Winston Peters says if elected to Government New Zealand First would remove Māori names from government departments.
He says it's not an attack on the Māori language but on "the elite virtue signallers who have hijacked the language for their own socialist means".
"This conceited, conniving, cultural cabal doesn’t represent hard working ordinary Māori - they only seek to use Māori to further their own agenda."
His comments were made today at a State of the Nation speech at a church in Auckland's Howick.
Peters was discussing broader issues of challenges in the health system, among other things.
"This crisis in health must be addressed in Budget 2023 - starting with a name for the health service that 95% of New Zealanders can understand - not Te Whatu Ora."
That comment was met with applause by those in the room.
"Everybody knows language and communication is about understanding, but these people don’t care. You’ve got Waka Kotahi [NZTA] heading down the road… going to be in the water.
"Get on Air New Zealand, they’ve got the ‘waka in the sky’.
"Why are we putting up with this bulldust?"
Peters said under New Zealand First, the party would "change all of the woke virtue-signalling names of every government department back to English".
"Back to what they were before the academics from university sociology departments started this madness a few years ago."
He said Māori "secretly" driving the agenda were "of the people but they're not for the people" and didn't campaign on other issues such as employment and healthcare.
Peters also said there was an "all-out assault on western values" in New Zealand and on "one person, one vote, with each vote being of equal value".
"Today all they speak about is rights. They never speak about personal responsibility, never.
"They’re all into minority rights, teaching children gender identity theory and they’re not interested in debate. Anyone who questions them is gaslit, or culturally cancelled, or shouted down."
He said the tenets of co-governance were "based on a lie".
"The simple fact is, Maori ceded sovereignty to the Crown, because for years before 1840 they wanted law and order in their country, no matter how much the cultural Marxists want to try and re-write history."
The English version of the Treaty of Waitangi stated Māori ceded sovereignty to the Crown and the Māori version stated Māori granted governance to the Crown, according to the NZ History website.
According to the Waitangi Tribunal, the contra proferentem rule - where in the event of ambiguity preference is given against the original drafter of an agreement - applies. The Tribunal has said the original drafter is the Crown.
In the speech, Peters also announced New Zealand First, if elected, would change rules so being a member of a gang would be an automatic aggravating factor at sentencing.

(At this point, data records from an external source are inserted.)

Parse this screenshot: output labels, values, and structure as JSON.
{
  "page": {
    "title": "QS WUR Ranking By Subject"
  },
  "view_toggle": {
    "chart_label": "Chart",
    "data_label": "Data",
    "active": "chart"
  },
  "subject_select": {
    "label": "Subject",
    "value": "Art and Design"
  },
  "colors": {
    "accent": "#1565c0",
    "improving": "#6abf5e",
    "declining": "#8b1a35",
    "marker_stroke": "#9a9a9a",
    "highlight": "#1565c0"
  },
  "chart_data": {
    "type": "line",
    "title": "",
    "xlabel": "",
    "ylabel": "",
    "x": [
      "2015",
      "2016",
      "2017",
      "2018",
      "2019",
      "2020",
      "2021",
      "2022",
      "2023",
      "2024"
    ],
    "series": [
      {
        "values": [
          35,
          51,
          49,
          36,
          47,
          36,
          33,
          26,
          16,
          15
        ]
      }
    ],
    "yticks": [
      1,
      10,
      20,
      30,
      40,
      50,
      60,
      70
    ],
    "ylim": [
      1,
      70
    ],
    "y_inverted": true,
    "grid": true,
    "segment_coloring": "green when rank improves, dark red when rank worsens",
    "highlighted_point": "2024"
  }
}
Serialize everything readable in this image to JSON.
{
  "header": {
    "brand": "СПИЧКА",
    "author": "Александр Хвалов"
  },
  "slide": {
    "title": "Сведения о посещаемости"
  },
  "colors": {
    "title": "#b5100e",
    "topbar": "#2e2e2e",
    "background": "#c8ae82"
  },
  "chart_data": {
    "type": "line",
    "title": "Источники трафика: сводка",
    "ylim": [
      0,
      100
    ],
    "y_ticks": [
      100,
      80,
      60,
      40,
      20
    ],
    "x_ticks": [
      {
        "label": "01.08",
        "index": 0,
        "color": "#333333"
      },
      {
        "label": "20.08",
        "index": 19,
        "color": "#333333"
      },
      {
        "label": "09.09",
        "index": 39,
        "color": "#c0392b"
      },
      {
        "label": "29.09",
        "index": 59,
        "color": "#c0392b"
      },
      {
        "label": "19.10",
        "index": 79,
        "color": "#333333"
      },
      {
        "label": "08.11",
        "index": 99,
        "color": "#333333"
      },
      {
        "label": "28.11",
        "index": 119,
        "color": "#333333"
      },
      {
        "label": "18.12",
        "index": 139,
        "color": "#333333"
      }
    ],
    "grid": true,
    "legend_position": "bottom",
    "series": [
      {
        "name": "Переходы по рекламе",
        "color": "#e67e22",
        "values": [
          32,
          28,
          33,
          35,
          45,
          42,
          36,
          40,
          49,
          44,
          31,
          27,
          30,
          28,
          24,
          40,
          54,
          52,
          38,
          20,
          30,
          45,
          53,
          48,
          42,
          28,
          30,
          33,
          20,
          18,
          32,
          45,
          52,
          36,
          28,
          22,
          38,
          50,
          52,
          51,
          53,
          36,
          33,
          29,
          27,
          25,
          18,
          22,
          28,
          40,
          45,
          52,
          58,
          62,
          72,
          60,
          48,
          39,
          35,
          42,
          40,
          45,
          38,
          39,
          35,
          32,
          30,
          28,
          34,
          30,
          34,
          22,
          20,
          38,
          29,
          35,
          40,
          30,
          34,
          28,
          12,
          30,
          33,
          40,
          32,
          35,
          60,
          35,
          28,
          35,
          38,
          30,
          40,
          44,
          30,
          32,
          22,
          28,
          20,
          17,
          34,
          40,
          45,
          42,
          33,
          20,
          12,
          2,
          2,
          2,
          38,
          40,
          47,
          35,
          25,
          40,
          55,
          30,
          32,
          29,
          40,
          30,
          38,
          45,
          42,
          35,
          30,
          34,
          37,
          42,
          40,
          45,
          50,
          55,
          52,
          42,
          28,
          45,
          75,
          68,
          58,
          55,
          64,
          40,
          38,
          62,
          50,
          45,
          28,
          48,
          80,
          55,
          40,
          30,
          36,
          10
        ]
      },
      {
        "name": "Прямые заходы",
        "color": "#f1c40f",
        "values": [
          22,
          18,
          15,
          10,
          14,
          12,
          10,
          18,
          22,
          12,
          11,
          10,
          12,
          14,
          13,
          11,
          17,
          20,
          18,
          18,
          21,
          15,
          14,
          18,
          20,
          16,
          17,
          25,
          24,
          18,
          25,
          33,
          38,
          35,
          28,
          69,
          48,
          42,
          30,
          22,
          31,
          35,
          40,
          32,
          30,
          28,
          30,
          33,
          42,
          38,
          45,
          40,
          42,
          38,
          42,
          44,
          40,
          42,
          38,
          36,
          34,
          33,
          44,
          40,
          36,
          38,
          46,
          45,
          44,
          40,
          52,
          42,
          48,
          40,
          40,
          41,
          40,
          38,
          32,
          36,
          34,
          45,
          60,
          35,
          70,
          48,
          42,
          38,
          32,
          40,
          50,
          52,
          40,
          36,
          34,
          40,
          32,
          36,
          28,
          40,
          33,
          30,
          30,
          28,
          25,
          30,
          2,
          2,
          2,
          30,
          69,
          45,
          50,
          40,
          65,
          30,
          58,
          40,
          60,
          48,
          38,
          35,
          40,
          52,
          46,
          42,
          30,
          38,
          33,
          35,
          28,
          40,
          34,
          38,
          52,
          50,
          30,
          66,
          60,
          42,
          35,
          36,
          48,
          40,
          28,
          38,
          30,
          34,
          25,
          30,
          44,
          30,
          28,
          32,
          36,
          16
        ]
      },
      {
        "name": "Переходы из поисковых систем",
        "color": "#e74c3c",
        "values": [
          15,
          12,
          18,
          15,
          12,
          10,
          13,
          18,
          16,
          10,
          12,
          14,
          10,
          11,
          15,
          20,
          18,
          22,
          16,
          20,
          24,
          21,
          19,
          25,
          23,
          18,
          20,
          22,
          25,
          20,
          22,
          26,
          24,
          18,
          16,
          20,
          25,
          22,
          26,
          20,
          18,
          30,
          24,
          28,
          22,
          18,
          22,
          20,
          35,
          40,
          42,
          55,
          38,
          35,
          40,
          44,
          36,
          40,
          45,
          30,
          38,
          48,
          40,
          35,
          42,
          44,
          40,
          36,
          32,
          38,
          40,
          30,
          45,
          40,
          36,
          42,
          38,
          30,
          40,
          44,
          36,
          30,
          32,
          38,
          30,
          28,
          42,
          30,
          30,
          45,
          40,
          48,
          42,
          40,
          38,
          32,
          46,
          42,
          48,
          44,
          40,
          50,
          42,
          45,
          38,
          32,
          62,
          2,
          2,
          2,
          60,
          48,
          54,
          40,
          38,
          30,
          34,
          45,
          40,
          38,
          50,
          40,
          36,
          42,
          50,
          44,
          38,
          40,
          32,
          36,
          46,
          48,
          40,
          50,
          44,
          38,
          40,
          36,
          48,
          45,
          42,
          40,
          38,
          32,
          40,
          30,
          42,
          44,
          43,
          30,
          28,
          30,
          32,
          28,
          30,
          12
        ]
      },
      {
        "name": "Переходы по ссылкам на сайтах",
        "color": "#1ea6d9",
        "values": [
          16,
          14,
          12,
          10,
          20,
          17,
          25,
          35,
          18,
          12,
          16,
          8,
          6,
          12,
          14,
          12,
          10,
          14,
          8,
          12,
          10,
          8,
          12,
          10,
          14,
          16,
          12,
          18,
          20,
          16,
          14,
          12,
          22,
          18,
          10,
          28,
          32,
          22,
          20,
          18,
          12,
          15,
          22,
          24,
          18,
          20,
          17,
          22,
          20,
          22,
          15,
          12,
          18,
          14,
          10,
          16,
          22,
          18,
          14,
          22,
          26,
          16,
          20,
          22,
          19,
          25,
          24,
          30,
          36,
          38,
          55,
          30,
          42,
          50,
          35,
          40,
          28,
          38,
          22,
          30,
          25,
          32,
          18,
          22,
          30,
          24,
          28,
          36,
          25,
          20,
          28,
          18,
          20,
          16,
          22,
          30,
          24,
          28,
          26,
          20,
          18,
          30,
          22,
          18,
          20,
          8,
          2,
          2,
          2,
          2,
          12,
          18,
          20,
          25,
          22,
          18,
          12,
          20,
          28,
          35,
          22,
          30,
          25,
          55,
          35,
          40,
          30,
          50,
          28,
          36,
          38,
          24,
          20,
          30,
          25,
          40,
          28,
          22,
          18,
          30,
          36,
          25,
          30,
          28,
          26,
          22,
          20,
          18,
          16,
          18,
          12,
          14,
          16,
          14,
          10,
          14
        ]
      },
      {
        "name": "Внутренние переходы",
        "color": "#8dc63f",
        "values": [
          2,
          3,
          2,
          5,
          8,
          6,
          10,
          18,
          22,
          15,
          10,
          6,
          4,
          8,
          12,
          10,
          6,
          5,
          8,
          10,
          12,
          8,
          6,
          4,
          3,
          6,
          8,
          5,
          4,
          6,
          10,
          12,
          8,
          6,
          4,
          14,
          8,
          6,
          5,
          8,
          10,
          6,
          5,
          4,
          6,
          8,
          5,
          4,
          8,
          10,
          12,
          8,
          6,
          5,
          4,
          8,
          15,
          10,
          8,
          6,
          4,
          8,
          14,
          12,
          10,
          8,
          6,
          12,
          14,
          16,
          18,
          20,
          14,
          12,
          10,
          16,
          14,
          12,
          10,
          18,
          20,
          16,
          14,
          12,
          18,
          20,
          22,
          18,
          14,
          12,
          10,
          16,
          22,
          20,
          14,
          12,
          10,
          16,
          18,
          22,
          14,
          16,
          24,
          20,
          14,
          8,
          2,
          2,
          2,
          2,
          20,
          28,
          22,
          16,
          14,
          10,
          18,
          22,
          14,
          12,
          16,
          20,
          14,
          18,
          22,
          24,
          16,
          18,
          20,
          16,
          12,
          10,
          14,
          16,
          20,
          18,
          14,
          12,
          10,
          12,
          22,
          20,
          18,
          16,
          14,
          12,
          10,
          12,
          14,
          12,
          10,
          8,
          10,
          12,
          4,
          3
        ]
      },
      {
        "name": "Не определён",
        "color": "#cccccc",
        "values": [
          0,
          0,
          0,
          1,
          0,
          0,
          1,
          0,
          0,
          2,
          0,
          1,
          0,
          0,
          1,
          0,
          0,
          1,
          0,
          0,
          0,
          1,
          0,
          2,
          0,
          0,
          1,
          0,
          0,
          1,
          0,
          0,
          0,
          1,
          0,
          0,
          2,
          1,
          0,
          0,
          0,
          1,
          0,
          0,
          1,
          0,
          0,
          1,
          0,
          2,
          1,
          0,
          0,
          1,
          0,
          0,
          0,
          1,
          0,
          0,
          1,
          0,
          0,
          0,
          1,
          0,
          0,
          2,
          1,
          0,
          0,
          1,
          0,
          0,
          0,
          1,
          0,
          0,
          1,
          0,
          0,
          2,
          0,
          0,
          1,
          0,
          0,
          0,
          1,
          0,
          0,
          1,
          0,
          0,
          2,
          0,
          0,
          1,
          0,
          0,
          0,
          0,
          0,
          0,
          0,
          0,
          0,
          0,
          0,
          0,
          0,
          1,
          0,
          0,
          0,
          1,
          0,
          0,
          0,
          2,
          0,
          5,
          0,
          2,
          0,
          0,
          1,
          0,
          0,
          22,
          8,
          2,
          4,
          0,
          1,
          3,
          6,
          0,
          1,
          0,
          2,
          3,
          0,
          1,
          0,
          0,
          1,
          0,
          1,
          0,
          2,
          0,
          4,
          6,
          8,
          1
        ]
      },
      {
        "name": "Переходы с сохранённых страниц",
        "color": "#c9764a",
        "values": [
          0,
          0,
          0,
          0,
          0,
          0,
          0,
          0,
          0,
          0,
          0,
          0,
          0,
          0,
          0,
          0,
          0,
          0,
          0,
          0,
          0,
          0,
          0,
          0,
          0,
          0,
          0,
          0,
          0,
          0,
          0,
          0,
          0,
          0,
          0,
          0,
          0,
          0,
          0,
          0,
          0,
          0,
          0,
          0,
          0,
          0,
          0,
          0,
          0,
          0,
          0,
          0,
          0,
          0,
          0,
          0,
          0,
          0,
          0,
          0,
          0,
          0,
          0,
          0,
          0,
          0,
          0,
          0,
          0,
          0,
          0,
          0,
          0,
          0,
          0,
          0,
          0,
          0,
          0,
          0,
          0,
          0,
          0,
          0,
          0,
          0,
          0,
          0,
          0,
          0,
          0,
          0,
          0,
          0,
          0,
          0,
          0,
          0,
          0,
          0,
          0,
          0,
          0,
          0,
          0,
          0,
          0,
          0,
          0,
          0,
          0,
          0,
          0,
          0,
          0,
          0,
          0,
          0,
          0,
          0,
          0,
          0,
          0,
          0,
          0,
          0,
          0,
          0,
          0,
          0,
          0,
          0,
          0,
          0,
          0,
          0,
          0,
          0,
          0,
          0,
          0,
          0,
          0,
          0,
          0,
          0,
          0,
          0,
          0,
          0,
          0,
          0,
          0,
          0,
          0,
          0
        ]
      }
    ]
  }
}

It would also change rules so those who assaulted first responders - defined by Peters as police officer, paramedic, firefighter or corrections officer in the course of their duty - there would be an automatic six-month minimum mandatory prison sentence.
The latter is something paramedics recently called for in a select committee hearing on a petition started by the mother of Matthew Hunt, who was murdered while on duty.
Peters concluded the speech saying that with "cooperation, conciliation, inclusivity and teamwork", the country could "make it out of this crisis to a better future for every New Zealander".
"We can become again the envy of the world."
There have been 14 1News Kantar Public polls since the last election. In those, New Zealand First has fluctuated between 1.2% of the party vote in May 2021 and 3.6% in November last year.
The margin of error is 3.2%.
The party needs to achieve 5% of the party vote - or secure electorate seats - to gain seats in Parliament.